周りには木々しかなく、自然の動物、植物、昆虫たちがせっせと生きて、わたしはそんな様子をただただ眺めていた。


わたしは自分がなんなのかわからない。わたしは他の者たちには見えないようで、どうやら触ることもできないようで、私から向こうに触ることもできないようだった。


わたしはこの世に生を受けているのにも関わらず、実に寂しい生き物のようだ。


退屈だ…


実に退屈だ


そう思いながらいつものように森の木々より少し上のところで浮かびながらそれらを眺めていると、人間たちが形の変わった大きな車を連れて、聞いたこともないような騒がしい音とともに、この森に入ってきた。


その音とともに動けない植物たちは死に、それらを住処にしていた動物たちは追い出され、植物を食べていた昆虫たちも追い出され、そこにはなにもなくなった。


追い出された動物たちは隣の森に移ったが、そこの縄張りに新たに入れてもらえるものは少ない。

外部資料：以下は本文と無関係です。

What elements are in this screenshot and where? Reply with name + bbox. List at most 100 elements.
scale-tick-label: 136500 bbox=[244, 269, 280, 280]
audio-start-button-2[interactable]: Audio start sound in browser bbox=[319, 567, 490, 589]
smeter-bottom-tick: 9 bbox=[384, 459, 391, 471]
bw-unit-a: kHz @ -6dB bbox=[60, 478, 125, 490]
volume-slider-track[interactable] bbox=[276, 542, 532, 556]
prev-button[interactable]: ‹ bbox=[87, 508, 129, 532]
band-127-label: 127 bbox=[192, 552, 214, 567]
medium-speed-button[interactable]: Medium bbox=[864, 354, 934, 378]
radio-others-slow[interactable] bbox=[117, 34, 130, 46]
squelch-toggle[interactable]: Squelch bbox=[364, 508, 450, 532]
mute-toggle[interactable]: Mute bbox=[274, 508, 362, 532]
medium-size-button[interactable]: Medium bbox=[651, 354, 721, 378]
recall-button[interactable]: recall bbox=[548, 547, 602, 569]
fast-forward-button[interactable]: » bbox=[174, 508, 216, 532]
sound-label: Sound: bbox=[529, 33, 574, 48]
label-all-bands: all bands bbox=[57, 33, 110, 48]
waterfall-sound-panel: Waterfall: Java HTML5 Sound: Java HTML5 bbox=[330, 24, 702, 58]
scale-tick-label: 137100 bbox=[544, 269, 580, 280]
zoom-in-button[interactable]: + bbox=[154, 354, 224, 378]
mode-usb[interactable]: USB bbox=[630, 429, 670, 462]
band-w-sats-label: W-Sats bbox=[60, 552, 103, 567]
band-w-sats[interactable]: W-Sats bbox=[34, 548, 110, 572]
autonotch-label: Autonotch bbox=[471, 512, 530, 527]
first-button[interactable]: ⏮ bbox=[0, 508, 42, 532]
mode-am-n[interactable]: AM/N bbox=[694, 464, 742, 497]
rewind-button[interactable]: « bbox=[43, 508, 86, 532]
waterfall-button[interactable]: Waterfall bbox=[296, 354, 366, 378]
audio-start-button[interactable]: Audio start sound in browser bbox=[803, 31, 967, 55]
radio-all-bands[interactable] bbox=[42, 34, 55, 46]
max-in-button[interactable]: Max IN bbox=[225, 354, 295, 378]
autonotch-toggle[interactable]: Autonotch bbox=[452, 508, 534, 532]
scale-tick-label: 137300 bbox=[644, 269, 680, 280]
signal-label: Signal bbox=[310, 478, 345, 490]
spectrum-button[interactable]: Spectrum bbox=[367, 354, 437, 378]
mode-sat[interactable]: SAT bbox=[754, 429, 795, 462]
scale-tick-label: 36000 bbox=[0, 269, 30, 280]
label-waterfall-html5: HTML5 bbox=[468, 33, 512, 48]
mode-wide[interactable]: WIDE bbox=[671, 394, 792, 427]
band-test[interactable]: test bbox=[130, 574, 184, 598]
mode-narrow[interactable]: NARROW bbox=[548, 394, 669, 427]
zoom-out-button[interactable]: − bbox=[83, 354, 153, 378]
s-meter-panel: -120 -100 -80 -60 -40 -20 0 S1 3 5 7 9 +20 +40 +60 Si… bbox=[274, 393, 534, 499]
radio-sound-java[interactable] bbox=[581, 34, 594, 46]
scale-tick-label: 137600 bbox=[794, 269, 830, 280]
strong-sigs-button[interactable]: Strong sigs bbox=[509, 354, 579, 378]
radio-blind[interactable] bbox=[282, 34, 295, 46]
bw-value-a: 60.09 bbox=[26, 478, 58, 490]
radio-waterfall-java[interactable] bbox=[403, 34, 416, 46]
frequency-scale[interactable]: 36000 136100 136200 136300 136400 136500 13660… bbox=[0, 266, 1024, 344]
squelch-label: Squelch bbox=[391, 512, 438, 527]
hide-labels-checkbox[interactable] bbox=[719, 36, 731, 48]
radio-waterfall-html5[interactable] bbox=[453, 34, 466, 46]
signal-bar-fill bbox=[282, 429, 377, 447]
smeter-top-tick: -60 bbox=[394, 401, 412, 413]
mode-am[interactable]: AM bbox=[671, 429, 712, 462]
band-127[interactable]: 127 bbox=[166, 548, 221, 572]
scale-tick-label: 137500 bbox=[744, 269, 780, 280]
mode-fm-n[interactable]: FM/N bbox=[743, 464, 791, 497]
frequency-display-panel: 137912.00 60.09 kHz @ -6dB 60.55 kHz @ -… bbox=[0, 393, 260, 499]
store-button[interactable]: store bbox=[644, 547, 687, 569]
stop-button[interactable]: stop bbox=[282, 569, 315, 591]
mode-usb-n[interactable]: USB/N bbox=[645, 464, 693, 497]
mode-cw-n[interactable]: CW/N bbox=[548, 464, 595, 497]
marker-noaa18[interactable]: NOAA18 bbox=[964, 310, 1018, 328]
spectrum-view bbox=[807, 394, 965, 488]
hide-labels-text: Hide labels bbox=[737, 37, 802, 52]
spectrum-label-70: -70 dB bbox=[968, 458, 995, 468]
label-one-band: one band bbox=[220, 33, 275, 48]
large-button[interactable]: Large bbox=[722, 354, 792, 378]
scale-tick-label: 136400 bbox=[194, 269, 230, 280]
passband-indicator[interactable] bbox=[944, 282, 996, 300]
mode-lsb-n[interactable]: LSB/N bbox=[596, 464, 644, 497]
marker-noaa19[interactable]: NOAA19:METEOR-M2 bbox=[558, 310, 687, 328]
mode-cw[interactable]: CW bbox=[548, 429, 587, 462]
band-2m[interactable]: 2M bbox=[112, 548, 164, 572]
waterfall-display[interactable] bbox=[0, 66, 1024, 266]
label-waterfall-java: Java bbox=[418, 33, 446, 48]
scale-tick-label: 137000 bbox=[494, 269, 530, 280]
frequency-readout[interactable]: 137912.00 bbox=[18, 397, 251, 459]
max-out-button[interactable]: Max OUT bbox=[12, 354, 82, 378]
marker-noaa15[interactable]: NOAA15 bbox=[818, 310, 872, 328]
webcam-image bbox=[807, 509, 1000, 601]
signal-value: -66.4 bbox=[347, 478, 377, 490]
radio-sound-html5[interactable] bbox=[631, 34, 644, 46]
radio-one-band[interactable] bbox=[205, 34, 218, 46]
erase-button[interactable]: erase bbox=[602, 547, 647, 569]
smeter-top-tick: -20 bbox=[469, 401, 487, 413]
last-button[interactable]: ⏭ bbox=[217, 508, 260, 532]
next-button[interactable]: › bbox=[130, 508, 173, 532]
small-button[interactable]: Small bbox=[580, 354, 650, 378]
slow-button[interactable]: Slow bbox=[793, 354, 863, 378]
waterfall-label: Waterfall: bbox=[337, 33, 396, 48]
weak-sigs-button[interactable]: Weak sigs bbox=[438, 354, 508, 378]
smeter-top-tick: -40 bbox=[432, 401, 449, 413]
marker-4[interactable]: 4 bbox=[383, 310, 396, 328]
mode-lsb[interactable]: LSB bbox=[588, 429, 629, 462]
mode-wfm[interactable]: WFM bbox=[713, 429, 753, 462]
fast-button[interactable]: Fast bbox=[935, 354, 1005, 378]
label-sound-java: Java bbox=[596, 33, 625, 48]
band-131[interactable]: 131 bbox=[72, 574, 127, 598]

新たな餌がたくさん迷い込んできたとばかりに、そこの強い動物たちにたくさんの動物は殺されてしまった。

何もなくなった土地で人は笑い、他の者たちは泣いた。


人はそこによくわからない建物ををたくさん建てた。


それとともに、あんなにいなかった人間たちが、徐々に姿を増やしていった。


そして人間がつくりだす耳障りな音でここら一帯はあふれ出した。


人が増えると人間はさらに家を建てた。


人間は木で家を造った。


その木々は、もとは他の動物たちの家であった。


人間は変な建物を更にいっぱい造った。


そこは朝も夜もたくさんの人間が出入りし、さらに耳障りな音を作り出す。


人はまた増えていった。


そして人間は、新たな森に狙いをつけた。


皆が逃げていった隣の森に・・・


人間たちはあの時と同じ車を引き連れ、その森に入っていった。


まずは抵抗のできない植物たちが死に、そして動物と昆虫たちは逃げまどい、また隣の森へと逃げるが、やはり新たな縄張りに入れてもらえるものは少なく、強い動物の餌になるほかなかった。

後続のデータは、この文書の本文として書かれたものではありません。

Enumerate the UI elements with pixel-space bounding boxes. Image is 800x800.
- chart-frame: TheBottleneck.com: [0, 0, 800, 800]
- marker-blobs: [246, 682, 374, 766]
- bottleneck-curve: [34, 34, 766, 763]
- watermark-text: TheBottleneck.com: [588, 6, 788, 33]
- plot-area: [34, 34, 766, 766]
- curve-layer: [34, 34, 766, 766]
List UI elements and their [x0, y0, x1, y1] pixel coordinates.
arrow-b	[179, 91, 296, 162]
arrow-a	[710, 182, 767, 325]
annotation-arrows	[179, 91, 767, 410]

しかし、またここで新たな問題が発生した。強い動物も隣の森に移動し、食べられるはずのなかった者たちが、たくさん死んでいったのだ。


わたしは心を痛め、たくさんの涙を流した。


そしてそれと同時に、わたしには見られることも、触れられることもできなくてよかったと思った。

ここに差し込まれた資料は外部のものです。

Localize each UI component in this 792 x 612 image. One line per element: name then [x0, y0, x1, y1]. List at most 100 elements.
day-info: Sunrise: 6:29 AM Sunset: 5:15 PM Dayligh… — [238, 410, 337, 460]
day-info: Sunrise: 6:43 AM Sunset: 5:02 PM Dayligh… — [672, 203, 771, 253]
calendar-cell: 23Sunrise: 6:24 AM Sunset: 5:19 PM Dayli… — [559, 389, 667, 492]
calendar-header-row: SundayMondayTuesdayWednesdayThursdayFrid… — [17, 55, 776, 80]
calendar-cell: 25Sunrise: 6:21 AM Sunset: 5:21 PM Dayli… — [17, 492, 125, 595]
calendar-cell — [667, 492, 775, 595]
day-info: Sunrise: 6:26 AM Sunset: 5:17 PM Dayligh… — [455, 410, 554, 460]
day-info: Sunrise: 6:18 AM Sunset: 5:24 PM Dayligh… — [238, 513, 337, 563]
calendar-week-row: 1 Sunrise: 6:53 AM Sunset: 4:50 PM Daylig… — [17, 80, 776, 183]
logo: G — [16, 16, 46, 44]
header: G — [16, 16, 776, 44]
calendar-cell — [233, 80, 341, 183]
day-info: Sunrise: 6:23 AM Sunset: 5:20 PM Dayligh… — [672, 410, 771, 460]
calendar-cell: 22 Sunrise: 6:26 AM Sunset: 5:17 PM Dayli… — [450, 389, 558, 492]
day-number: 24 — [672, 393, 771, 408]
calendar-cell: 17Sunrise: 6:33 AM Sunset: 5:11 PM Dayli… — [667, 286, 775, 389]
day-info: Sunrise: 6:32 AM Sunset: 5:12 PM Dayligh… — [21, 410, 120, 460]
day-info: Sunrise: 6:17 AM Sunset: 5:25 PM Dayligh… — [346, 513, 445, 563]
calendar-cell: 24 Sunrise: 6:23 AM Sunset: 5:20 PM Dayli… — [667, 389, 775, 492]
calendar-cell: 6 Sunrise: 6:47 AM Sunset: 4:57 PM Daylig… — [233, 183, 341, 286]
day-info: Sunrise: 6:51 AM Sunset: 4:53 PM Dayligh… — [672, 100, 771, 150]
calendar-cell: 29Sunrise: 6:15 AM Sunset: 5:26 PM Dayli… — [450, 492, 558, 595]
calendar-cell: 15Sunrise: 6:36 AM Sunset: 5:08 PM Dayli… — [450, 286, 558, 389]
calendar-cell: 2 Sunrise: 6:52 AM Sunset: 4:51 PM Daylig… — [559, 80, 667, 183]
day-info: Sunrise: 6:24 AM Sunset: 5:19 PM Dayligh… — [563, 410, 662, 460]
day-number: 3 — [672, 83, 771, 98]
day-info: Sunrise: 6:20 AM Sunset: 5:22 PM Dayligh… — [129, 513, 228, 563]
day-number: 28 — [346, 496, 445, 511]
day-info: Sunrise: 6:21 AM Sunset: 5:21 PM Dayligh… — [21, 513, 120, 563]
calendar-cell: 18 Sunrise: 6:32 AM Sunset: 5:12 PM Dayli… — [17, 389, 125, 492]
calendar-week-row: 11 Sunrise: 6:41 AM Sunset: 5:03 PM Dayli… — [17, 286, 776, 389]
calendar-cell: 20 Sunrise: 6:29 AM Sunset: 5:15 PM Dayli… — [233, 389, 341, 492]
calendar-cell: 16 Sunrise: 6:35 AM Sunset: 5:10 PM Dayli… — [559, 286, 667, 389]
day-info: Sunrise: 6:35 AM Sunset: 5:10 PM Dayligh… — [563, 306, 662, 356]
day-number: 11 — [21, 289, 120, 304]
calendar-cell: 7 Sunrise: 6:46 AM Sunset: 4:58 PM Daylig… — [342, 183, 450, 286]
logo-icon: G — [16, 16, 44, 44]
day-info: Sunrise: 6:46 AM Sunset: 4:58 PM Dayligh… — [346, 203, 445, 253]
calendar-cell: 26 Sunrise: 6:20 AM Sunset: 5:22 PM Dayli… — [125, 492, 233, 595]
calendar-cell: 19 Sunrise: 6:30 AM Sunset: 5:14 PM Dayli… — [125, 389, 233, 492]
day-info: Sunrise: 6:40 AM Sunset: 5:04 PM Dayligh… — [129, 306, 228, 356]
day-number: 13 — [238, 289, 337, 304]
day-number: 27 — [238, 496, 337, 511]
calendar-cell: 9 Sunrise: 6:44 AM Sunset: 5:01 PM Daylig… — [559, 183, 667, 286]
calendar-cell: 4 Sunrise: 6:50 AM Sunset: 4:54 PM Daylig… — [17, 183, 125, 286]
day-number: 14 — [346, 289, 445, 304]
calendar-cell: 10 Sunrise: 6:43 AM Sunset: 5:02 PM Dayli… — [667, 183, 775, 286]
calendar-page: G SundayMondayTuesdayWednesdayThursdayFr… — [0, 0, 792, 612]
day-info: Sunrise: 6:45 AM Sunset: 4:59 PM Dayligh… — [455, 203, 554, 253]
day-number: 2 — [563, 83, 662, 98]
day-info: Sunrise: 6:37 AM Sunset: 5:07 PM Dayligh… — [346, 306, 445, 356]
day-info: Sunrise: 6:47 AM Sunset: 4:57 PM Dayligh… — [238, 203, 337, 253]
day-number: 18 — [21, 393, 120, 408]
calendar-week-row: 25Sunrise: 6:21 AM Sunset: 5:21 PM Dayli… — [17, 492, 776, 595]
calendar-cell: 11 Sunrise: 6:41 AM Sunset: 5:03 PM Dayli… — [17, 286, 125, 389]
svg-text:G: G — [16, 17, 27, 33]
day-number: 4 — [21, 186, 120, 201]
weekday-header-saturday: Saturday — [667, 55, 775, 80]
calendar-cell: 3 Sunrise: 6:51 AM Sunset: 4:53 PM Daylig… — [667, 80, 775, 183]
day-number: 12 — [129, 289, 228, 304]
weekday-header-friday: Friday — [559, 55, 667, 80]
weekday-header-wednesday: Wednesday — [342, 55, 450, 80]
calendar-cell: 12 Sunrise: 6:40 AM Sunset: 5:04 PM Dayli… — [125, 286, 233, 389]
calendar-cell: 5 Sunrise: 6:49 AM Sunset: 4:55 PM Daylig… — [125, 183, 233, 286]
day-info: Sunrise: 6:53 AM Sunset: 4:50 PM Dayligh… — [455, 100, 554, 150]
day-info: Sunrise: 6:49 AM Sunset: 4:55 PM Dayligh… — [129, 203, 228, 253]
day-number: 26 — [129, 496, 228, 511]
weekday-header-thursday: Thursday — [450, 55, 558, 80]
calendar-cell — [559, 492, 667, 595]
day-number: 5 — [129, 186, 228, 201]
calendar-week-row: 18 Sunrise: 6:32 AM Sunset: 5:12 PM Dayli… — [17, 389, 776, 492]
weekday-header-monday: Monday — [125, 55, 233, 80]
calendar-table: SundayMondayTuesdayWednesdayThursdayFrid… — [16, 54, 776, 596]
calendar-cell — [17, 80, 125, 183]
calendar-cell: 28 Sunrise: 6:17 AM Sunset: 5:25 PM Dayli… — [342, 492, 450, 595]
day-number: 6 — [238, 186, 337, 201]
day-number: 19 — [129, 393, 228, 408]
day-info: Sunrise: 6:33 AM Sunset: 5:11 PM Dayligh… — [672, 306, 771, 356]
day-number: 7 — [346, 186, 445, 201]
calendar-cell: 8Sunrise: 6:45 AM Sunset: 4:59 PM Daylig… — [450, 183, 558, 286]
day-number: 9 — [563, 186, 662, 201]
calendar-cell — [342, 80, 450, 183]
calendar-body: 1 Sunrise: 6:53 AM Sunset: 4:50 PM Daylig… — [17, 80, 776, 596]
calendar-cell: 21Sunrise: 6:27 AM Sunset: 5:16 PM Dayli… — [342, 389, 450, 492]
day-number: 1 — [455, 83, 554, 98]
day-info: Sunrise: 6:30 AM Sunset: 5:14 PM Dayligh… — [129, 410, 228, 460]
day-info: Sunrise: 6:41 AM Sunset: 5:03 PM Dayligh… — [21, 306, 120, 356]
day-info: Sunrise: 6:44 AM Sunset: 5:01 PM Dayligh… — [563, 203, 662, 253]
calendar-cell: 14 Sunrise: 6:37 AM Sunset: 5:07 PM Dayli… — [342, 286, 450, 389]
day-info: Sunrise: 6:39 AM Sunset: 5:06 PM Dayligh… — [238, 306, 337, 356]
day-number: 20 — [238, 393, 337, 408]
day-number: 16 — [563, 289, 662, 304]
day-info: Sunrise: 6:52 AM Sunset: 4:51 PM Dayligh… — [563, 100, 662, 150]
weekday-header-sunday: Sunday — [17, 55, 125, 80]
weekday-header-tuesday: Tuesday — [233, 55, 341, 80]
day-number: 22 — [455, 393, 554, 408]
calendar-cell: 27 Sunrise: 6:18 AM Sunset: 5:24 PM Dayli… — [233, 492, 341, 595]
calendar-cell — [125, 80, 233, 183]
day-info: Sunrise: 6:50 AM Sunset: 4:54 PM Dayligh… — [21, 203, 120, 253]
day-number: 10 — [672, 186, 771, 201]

助けられないのならば、何もできないのならば、わたしがただただ苦しめばいいのなら、それでいいと思った。


空は今日も流れていく。


明るい光を照らしている。


いつまでも空が変わることはないだろう。


でも…どうして、下の世界は、こんなに、こんなに、こんなに!変わらなくてはならないのだろう。

命を奪わなければならないのだろう。


痛い思いをしなければならないのだろう。


どうして、こんなにも、理不尽な目に会わなければならないのだろう・・・・・・・・・・・・・・・・・・・・・・

・・・・・・・・・・・・・・・・・・・・・・・・・・・・・・・・・・・・・・・・・・・・・・・・・・・・・・・・・・・・・・・・・・・・・・・・・・・・・・・・・・・・・・・・・・・・・・・・・・・・・・・・・・・・・・・・・・・・・・・・・・・・・・・・・・・・・・・・・・・・・・・・・・・・・・・・・・・・・・・・・・・・・・・・・・・・・・・・・・・・・・・・・・・・・


 人間はここに公園を造った。


 もう辺りには、ここ以外に森など存在しなかった。